18. November 2005

Bushido - "Electro Ghetto"

Vollkontakt, wer hat Angst vorm Mister Bad Guy? Man kann von seinen harten, bis dato gar nicht selten reichlich homophoben Rhymes halten, was man mag. Doch zumindest musikalisch gehören Bushidos Gangsta-Raps längst zu den Feinsten zwischen Schöneberg und Tempelhof. Überhaupt: Berlin, das ist seine Stadt und wenn das New Kid On The Block losprollt, dann pumpen die Drums, ticken die High-Hats und vibrieren die Synthie-Streicher.

Eine Welt aus Goldkettchen, Huren, Drogen, Waffen und HipHop, dazu ein Mann, gemein wie zehn - da reicht schon mal 'ne Kugel und der Keck beißt in den Bordstein. Doch fortan steht auch Aggro Berlin auf der Opfer-Liste, denn der King Of Kingz hat sein "Electro Ghetto" (Urban/Universal) bei einem Major-Label aufgemacht.

Der Mythos von der verschworenen Berliner Rapper-Gemeinschaft bröckelt und es wäre schon sehr verwunderlich gewesen, wenn Bushido seinem Frust über den unschönen Abschied nicht im Diss Luft machen würde: "Ich bin kein Aggro Berliner!" ("Knast oder Ruhm"). Die latente Befürchtung, er würde außerhalb der Aggro-Familie sein Ding vielleicht nicht mehr durchziehen können, sind indes größtenteils haltlos gewesen - zumindest, was die Rhymes anbelangt. Der Einfluss der Vielzahl beteiligter Produzenten (Ilan, die Beathoavenz, D-Bo, Rasputin oder DJ Desue) mündet nämlich leider gar nicht selten in einem Sound mit Kompromissen. Und die gehen klar zu Lasten der ansonsten so kompromisslosen Bushido-Beats.
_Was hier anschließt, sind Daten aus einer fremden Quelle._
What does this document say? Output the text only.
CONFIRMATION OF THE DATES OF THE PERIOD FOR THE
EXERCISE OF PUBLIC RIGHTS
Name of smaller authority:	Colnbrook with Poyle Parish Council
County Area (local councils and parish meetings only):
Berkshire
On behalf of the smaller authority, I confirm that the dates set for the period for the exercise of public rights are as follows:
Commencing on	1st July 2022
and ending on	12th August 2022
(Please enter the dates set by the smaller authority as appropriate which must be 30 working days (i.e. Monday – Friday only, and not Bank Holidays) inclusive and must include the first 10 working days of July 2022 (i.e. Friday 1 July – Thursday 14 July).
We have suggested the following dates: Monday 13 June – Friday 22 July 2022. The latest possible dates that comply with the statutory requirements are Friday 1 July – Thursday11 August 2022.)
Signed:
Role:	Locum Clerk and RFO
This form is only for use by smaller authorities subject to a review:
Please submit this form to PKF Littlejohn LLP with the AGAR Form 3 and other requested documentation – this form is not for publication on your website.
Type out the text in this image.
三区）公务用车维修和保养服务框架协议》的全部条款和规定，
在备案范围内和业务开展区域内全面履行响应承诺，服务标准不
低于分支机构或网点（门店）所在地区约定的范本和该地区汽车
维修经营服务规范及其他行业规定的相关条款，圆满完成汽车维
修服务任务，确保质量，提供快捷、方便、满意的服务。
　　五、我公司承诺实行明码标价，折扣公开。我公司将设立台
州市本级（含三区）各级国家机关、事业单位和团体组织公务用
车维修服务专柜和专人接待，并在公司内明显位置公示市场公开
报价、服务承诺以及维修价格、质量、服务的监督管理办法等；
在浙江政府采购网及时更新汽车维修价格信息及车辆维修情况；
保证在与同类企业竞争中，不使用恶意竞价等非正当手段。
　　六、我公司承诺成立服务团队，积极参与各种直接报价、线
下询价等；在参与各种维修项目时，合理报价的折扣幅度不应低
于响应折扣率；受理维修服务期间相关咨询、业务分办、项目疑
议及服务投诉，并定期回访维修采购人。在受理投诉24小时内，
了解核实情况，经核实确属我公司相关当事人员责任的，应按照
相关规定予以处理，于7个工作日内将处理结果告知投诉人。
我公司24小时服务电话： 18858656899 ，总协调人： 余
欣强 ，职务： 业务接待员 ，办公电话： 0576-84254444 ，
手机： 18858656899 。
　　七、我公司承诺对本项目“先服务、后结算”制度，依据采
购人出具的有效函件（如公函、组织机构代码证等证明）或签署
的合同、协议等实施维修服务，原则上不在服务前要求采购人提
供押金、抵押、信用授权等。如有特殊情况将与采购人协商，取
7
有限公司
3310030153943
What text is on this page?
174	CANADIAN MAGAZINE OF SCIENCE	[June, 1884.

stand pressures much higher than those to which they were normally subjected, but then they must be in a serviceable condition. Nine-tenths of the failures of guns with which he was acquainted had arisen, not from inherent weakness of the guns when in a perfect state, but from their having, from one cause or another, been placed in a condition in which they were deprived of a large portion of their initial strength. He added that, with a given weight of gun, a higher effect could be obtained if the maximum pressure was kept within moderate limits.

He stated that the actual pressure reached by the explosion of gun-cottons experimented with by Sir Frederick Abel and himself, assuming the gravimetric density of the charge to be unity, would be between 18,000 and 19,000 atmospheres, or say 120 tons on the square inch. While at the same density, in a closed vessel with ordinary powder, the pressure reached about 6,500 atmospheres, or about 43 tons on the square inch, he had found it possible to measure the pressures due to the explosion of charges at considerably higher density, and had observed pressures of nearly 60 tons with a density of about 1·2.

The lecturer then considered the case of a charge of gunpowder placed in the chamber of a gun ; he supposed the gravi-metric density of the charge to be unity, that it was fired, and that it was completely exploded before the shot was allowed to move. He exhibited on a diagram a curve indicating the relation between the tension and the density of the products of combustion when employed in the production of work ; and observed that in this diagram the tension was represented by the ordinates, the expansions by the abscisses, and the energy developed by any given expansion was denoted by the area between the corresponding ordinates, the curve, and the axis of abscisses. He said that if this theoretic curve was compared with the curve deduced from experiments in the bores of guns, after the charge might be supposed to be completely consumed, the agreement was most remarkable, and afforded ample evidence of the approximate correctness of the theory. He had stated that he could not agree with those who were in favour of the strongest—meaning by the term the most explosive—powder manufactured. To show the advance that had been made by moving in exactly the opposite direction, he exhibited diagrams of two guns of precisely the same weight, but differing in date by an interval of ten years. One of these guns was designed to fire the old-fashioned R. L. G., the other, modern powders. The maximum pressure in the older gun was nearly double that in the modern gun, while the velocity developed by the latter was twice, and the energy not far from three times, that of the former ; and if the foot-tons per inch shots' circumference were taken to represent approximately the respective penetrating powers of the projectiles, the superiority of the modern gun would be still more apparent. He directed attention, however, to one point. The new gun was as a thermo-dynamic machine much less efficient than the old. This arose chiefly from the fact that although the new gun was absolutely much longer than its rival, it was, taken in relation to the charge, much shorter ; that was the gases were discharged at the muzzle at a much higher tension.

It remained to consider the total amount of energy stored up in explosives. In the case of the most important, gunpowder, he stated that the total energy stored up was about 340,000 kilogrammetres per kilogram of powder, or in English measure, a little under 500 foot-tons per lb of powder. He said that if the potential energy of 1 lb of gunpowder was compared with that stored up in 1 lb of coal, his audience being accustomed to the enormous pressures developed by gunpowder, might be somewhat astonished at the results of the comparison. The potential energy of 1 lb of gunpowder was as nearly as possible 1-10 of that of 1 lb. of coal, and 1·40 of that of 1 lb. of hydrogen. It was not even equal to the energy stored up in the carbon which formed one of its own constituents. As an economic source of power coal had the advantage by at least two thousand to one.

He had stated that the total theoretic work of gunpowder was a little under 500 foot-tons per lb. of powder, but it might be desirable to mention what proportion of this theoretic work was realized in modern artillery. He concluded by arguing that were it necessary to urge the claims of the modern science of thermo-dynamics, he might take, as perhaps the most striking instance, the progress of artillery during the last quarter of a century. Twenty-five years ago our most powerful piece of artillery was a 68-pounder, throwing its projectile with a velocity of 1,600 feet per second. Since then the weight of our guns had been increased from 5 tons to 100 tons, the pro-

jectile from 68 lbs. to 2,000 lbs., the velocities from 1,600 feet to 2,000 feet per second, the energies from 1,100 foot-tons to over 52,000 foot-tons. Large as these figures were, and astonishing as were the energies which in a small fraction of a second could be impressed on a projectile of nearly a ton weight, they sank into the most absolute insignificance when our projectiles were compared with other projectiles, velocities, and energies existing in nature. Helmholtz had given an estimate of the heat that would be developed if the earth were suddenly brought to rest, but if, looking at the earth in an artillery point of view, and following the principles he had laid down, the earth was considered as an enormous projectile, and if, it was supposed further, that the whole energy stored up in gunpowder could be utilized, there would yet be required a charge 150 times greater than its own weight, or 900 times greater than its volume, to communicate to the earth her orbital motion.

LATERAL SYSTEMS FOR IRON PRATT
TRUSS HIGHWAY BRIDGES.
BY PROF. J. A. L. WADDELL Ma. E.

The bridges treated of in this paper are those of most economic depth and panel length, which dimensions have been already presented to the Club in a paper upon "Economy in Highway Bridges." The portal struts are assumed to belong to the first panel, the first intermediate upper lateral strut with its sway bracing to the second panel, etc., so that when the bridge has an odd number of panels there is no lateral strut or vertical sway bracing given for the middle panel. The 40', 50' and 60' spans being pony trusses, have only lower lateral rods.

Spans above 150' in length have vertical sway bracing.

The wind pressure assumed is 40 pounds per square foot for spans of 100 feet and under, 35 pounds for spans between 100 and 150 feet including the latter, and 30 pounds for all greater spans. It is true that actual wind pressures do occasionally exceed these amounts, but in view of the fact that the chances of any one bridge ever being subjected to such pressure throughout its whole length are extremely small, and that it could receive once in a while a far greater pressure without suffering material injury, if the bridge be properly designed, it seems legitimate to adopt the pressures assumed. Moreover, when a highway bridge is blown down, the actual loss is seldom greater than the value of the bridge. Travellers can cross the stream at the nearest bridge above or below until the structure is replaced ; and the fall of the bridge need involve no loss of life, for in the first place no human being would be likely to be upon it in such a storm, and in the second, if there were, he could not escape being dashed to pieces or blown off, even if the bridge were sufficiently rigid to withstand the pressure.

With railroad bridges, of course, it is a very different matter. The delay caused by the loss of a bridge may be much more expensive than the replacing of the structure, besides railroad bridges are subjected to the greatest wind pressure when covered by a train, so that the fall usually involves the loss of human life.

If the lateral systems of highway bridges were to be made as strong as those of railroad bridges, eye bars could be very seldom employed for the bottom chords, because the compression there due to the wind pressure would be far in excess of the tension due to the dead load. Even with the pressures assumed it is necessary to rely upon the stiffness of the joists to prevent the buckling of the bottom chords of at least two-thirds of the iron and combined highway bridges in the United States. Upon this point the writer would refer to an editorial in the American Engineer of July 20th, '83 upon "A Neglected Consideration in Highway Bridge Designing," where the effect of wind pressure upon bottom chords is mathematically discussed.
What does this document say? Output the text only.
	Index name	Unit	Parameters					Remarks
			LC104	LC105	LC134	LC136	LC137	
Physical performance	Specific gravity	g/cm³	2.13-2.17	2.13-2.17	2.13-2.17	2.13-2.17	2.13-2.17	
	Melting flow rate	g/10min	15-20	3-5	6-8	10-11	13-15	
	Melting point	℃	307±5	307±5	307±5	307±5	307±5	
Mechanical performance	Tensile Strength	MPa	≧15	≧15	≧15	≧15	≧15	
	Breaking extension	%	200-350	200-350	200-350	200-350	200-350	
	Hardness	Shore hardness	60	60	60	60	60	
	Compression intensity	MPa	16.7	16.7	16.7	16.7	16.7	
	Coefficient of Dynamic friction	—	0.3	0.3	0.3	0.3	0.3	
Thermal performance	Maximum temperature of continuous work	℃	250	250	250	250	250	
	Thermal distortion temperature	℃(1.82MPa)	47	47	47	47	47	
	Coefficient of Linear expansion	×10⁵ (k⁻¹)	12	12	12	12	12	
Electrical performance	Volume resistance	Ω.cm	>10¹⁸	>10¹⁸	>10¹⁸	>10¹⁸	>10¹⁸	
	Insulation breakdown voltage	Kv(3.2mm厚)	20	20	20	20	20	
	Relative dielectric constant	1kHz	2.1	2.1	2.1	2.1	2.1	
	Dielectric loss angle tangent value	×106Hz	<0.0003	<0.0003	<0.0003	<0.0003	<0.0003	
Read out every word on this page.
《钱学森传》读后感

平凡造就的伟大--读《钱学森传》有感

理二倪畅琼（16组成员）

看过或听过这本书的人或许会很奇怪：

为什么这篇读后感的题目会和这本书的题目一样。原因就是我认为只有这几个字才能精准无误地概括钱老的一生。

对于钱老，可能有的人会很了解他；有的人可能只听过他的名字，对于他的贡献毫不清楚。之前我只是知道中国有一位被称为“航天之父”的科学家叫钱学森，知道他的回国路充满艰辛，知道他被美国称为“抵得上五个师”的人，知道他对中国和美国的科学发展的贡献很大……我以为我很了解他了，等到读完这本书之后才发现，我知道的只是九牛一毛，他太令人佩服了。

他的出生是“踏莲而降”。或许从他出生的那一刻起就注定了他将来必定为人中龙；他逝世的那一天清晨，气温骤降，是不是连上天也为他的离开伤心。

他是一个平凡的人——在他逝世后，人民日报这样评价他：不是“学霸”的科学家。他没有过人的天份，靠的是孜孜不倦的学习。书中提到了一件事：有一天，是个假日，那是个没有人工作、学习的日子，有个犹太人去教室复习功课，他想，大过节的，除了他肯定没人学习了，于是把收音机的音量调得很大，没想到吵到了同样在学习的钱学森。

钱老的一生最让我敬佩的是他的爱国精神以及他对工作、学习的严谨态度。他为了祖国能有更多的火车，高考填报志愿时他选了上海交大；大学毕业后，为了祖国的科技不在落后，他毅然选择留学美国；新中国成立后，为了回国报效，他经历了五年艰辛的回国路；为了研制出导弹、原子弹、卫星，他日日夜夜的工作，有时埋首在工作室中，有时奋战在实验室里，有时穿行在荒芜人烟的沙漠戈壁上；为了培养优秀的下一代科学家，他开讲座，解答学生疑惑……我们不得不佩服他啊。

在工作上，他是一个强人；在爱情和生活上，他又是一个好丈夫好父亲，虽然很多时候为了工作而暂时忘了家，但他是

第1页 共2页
Typisch er und doch irgendwie neu

Dennoch bleibt vieles unverkennbar: Auf "Typisch ich" etwa legt sich das vertrauenserweckende Geräusch vom Nachladen einer Schusswaffe über den abgrundtiefen Boom-Bass. Und natürlich wird auch wieder fleißig telefoniert, wenngleich man sich diesmal nicht zum Koksdeal verabredet. Beim "Gangbang" stopft Bushido mit dem Bremer Baba Saad und Bass Sultan Hengzt vielmehr ganz andere Körperöffnungen. Überhaupt wird üppig gefeatured im "Electro Ghetto"; Reim-Bozz Azad gibt den "Flerräter"-Ersatz ("Feuersturm") und auf der Fortsetzung des 2003er-Songs ist das dröhnende Organ der Berliner Kiez-Legende King Ali zu vernehmen ("Gemein wie 100").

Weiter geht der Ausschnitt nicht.